Sarah Palin, the former Alaska governor who largely disappeared from the public eye after becoming Senator John McCain’s running mate in 2008 and propelling the Tea Party movement in the early years of the Obama administration, will take the stand Thursday. her libel lawsuit against DailyExpertNews.
Her return to the national spotlight — in federal court in lower Manhattan, where she’s expected to testify about the ways she felt vilified by an editorial published by The Times in 2017 — is in many ways befitting for a political figure long showed an instinct for attacking powerful people and institutions.
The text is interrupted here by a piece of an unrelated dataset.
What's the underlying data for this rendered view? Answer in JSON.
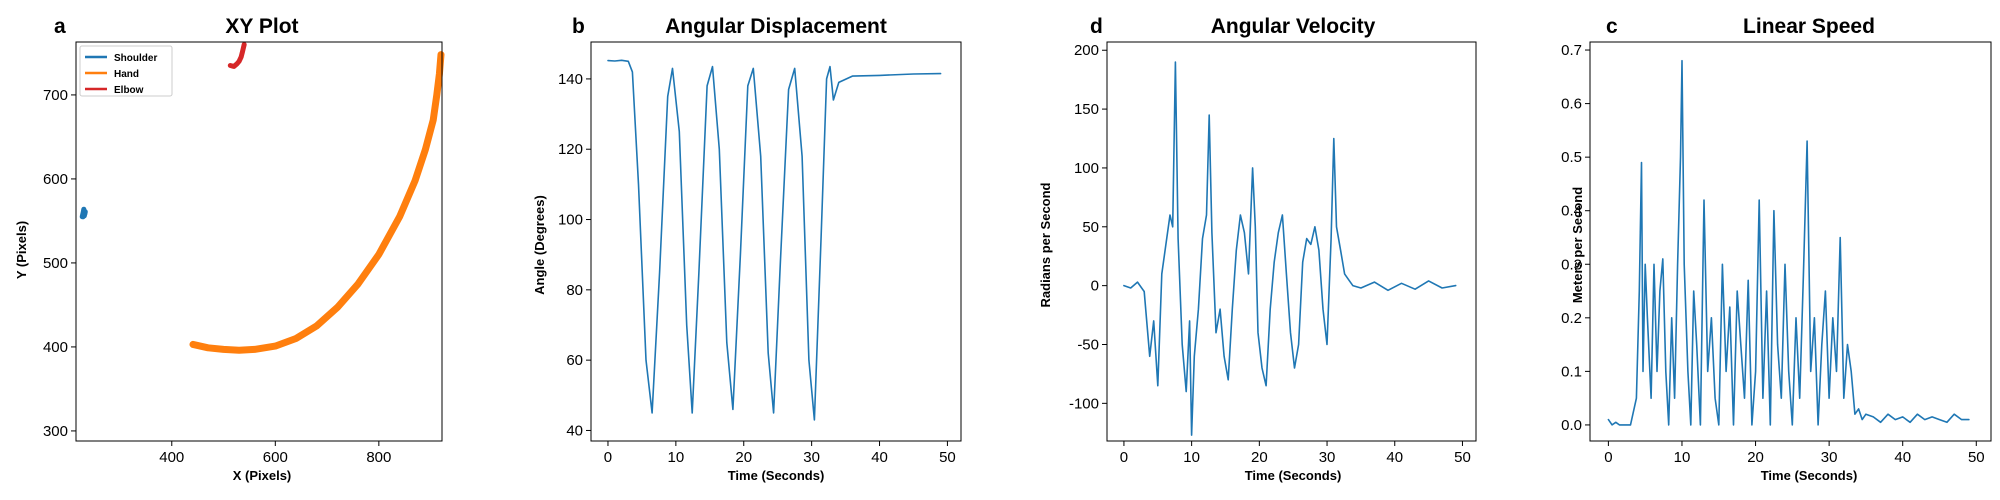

Although former President Donald J. Trump regularly attacked the media by calling them the “enemy of the people” and “fake news,” it was Ms. Palin who memorably got there first, captivated and antagonized a mainstream press who accused her. from asking questions” of her and begging to “stop making things up.”
That was in 2008 and 2009 when she was the Republican Party’s biggest star and widely regarded as a future presidential candidate, although she never ran.
Ms. Palin took the stand Wednesday, but as late afternoon approached, Judge Jed S. suspended Rakoff for the day after her attorney questioned her for about 15 minutes, citing only biographical points about her political career and life in Alaska.
Ms. Palin explained that she now spent most of her time in her hometown of Wasilla, Alaska, where she “maintained the fortress” as a single mother raising a child with special needs. Her lawsuit alleges The Times acted recklessly in writing and publishing the 2017 editorial that falsely linked a mass shooting in Arizona to her political rhetoric. The Times corrected the article the morning after it was published.
Most of Wednesday’s proceedings were taken up by the second and final day of testimony from James Bennet, the former editor of the opinion section of The Times, who is also named as a defendant in Ms Palin’s lawsuit.
Mr. Bennet, under questioning a lawyer for The Times, said he never intended to blame Ms. Palin for the 2011 mass shooting outside Tucson, Arizona, in which Gabrielle Giffords, then a Democratic congressman, was injured and six others. left behind. dead.
Bennet said his use of the phrase “the link to political incitement was obvious” – which he inserted into the editorial as he edited it – was intended as a criticism of the overheated political rhetoric of the time.
Mr Bennet testified that when he saw a deluge of criticism on social media, he thought “the lead article was being read in a way we didn’t intend.”
The lawyers of Mrs. Palin also called on Ross Douthat, a Times columnist who wrote to Mr Bennet around 11 a.m. on the night the editorial was published, expressing his “bewilderment” at the reference to Ms. palin. Mr Douthat testified that while he knew that the Tucson shooting hadn’t been linked to Ms. Palin’s political rhetoric, he understood that others at the time believed there was a link.